Steven Holden, Copley chief executive, said UK stocks had been hit by “the uncertainty surrounding a post-Brexit trade deal and ongoing Covid-19 concerns”.

UK stocks have been battered by Brexit uncertainty over the past four years. This underperformance has been exacerbated in 2020 by the coronavirus pandemic, which has forced a wave of British companies to impose brutal dividend cuts.

The FTSE All-Share index is down 12 per cent since the beginning of the year, while the US S&P 500 has risen by 12 per cent.

However, the broad shunning of UK stocks has led some hedge funds, including Marshall Wace, to start betting on a rebound.

Global equity managers have scaled back their exposure to a number of previously dividend-rich UK sectors, such as energy and financials, Copley found.

Just 28 per cent of the funds in Copley’s sample have exposure to UK energy companies, compared with 46 per cent at the start of 2019. Meanwhile, 51 per cent of funds are invested in UK financial stocks, against 64 per cent two years ago.

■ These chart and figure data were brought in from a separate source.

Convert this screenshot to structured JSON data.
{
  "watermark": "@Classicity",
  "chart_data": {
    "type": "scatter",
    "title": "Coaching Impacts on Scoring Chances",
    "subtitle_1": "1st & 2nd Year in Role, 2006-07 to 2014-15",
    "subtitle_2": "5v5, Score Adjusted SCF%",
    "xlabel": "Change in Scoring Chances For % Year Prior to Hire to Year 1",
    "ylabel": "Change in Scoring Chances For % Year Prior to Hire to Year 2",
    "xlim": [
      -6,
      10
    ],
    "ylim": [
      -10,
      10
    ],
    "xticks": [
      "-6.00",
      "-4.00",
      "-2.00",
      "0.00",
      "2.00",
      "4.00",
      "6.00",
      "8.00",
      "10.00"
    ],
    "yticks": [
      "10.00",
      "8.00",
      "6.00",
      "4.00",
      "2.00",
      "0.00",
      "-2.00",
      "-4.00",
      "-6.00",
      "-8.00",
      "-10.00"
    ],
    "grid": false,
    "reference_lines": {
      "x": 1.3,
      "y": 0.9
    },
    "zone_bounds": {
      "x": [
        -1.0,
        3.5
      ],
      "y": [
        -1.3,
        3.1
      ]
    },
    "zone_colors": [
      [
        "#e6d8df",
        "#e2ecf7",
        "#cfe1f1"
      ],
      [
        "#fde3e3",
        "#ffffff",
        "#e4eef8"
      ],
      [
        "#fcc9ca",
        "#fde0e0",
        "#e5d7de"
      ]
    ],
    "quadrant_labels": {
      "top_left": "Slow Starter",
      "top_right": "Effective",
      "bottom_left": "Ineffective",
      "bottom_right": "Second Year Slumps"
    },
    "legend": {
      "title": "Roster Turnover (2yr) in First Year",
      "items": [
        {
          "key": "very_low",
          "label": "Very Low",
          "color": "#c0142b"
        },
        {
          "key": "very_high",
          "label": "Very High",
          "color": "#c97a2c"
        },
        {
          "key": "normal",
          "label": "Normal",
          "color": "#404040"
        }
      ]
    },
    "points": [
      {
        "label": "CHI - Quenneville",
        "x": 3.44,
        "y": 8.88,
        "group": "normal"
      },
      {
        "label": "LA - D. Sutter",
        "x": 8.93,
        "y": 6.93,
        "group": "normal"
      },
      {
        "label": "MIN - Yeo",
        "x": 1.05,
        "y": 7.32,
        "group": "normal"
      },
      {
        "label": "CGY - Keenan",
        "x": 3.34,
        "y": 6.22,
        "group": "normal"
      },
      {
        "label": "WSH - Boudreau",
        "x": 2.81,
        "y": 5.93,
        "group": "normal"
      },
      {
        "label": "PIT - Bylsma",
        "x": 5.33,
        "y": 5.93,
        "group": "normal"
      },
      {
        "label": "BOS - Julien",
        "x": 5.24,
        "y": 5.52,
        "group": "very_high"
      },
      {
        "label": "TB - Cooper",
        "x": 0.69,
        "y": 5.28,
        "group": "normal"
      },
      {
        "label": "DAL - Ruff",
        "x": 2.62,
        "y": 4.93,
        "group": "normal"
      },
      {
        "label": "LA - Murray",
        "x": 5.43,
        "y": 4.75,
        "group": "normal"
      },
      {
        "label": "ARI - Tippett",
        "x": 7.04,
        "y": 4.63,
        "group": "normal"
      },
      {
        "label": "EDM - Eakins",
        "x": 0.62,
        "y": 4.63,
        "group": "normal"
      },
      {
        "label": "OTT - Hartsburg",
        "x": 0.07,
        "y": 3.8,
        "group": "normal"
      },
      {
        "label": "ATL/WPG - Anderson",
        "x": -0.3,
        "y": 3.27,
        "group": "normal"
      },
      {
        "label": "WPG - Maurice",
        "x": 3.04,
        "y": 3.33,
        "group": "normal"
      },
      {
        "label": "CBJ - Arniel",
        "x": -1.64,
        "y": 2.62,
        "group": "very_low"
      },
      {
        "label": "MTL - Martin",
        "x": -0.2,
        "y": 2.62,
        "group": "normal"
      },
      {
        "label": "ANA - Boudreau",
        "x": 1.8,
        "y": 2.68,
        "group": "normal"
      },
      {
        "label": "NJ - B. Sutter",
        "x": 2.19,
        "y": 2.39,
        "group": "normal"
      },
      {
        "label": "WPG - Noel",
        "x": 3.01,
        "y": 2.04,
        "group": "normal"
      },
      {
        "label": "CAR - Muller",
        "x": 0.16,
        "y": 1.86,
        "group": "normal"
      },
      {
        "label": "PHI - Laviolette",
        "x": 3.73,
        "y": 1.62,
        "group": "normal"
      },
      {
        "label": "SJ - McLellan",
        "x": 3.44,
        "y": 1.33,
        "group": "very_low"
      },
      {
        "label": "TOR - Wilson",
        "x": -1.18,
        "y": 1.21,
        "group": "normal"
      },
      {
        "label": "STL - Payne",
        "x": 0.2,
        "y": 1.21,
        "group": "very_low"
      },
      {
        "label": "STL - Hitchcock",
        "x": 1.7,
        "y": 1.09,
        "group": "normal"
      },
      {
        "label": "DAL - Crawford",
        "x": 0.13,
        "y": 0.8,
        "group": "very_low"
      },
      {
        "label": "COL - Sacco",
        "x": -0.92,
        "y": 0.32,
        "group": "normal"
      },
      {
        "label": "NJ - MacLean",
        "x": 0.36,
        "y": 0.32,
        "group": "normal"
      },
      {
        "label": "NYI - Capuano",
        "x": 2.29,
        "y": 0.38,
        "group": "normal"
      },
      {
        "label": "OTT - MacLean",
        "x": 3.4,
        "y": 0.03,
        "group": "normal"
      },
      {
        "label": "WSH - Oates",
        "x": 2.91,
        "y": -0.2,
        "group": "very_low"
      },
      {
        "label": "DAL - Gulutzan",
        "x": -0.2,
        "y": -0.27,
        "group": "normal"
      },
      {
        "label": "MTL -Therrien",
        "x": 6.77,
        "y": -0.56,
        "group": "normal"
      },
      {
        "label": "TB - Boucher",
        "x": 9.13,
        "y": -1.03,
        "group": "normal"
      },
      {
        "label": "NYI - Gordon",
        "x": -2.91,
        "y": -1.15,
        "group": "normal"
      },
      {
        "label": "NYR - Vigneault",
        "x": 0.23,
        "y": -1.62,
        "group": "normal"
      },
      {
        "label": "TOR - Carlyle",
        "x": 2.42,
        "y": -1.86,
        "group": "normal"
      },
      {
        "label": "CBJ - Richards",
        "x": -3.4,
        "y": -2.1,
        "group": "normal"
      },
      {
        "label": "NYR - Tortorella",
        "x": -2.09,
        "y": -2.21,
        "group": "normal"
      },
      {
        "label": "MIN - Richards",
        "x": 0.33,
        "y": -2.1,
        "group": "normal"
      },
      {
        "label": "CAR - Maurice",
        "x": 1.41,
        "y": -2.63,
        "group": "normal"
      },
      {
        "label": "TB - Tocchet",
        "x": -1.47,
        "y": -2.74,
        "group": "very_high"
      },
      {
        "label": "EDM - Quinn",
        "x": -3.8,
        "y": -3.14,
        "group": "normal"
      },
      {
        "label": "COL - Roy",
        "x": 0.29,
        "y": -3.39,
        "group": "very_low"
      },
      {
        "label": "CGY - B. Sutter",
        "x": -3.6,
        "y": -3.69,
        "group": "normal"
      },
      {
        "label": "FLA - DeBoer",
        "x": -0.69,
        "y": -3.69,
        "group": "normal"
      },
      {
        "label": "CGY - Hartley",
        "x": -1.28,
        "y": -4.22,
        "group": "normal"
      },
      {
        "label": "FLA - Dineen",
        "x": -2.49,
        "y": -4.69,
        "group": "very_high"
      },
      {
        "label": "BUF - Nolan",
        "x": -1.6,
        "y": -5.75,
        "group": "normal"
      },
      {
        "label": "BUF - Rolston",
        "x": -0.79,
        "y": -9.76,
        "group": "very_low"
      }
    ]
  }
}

Managers have instead piled into technology and consumer goods groups elsewhere, such as Chinese ecommerce giants Alibaba and JD.com, and Taiwanese chip manufacturer TSMC, said Copley.

Despite the no-deal fears, some investors are upbeat. About $100m flowed into UK equity funds while the UK-EU talks were taking place during the week, before ending on Wednesday, said EPFR.

Alex Wright, manager of the Fidelity Special Situations fund, said he was reassured about UK companies’ preparedness for no-deal by the “robustness” of supply chains in the pandemic.

He added: “Deal or no deal, the end of negotiations should lift some of the uncertainty that has plagued UK equities for the past five years.”

But veteran UK equity manager Richard Buxton of Jupiter Asset Management, warned that international investors who had cut their UK exposure would not necessarily rush back once clarity emerged about Brexit.

“I believe that the process will be slow, and that many will want to wait and see how the UK fares outside of the EU,” he said.